How can I watch a terminal window remotely?

I left the office earlier with an active terminal window running a script on a Centos 7 server. Now I've SSHing in from home and I want to see where it's got to. Is this possible? Can I rejoin the same terminal window from here?


Solution 1:

As @Sven mentioned, the best option is to use screen or tmux. These are tools known as "terminal multiplexers". They allow you to create shell sessions which can be attached and unattached from actual logins. These tools aren't only useful to check your work from another terminal, but have other features, including sharing your session with another user and making sure that your command doesn't stop if you loose your internet connection. If you're searching for screen, you might try a search for "GNU Screen". Both of these tools are available on most Linux systems.

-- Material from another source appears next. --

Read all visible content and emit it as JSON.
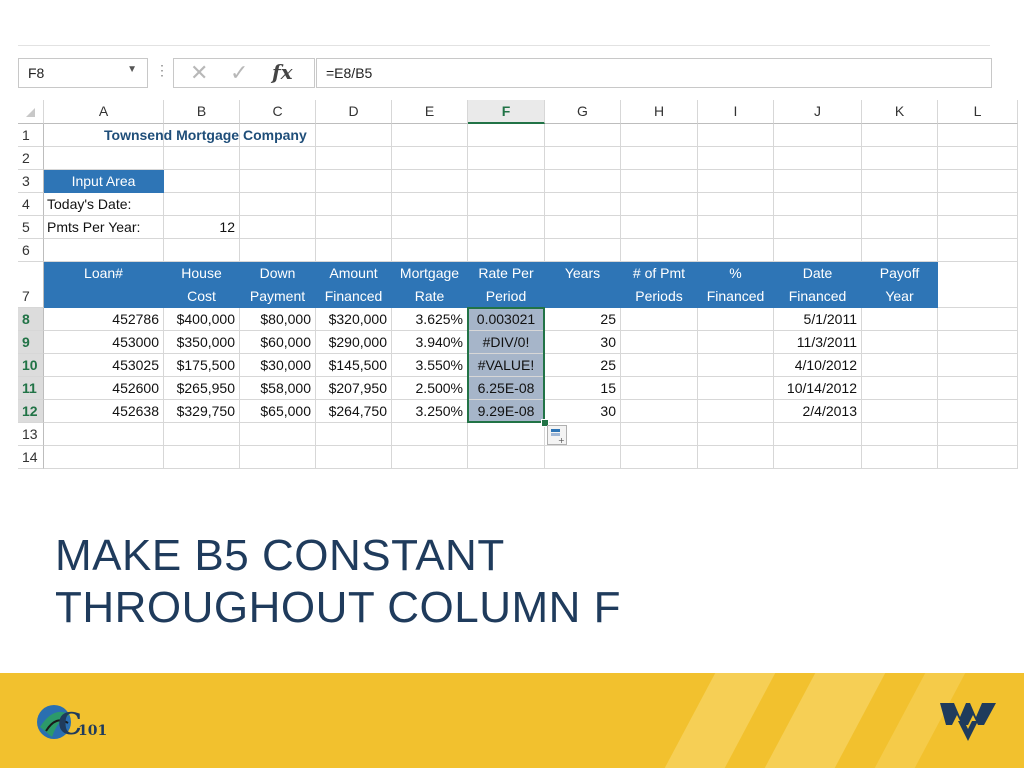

Typically, you would start the session, and then execute your command inside of that session. However, if you have already started the command, you might want to look up an article on moving a running command into a screen session. I wouldn't recommend trying this out the first time on something important, though. This question may be of some use:

Moving an already-running process to Screen

If you only want to check to see if the process is running, my favorite tool would be strace. This tool allows you to see each kernel call made by a process. It can take some skill to understand the output, but it should at least give you an idea if the process is running, and if you watch close enough, might catch the filenames it's opening. To do that, first, find the PID, maybe by searching through ps aux|grep yourcommand, and then:

strace -fp YOUR_PID

You can ^C to get out of that. It may not allow you to re-attach, but if you just want to know what it's doing, that should be sufficient.

Solution 2:

One way to do it: TMUX

As most answers already pointed out - if in an existing SSH session - you use tmux (or screen) with the command

tmux

You now are in a new bash session, in which you can start your program / command. You can close it anytime (but not with CTRL+D, rather by closing the window) and return to it later by building up an SSH connection to the same user at the same machine and writing the command

tmux attach

You can also have multiple tmux sessions by giving them names with

tmux new -s myname

You can see a list of all open tmux session for your user with

tmux ls

and attach to a named tmux session with

tmux a -t myname

Find a comprehensive tmux cheat sheet here.

For a running program

The answers so far seem not to be aware of the fact that you can move an already running process to another tmux / screen as this answer points out. The program that does the job is called reptyr and under Ubuntu / Debian you can install it with a simple

sudo apt-get install reptyr

After that, find out the process ID of your running program (for example with top or htop), start a tmux session and a simple

reptyr PID

will reattach the running process to your tmux bash session.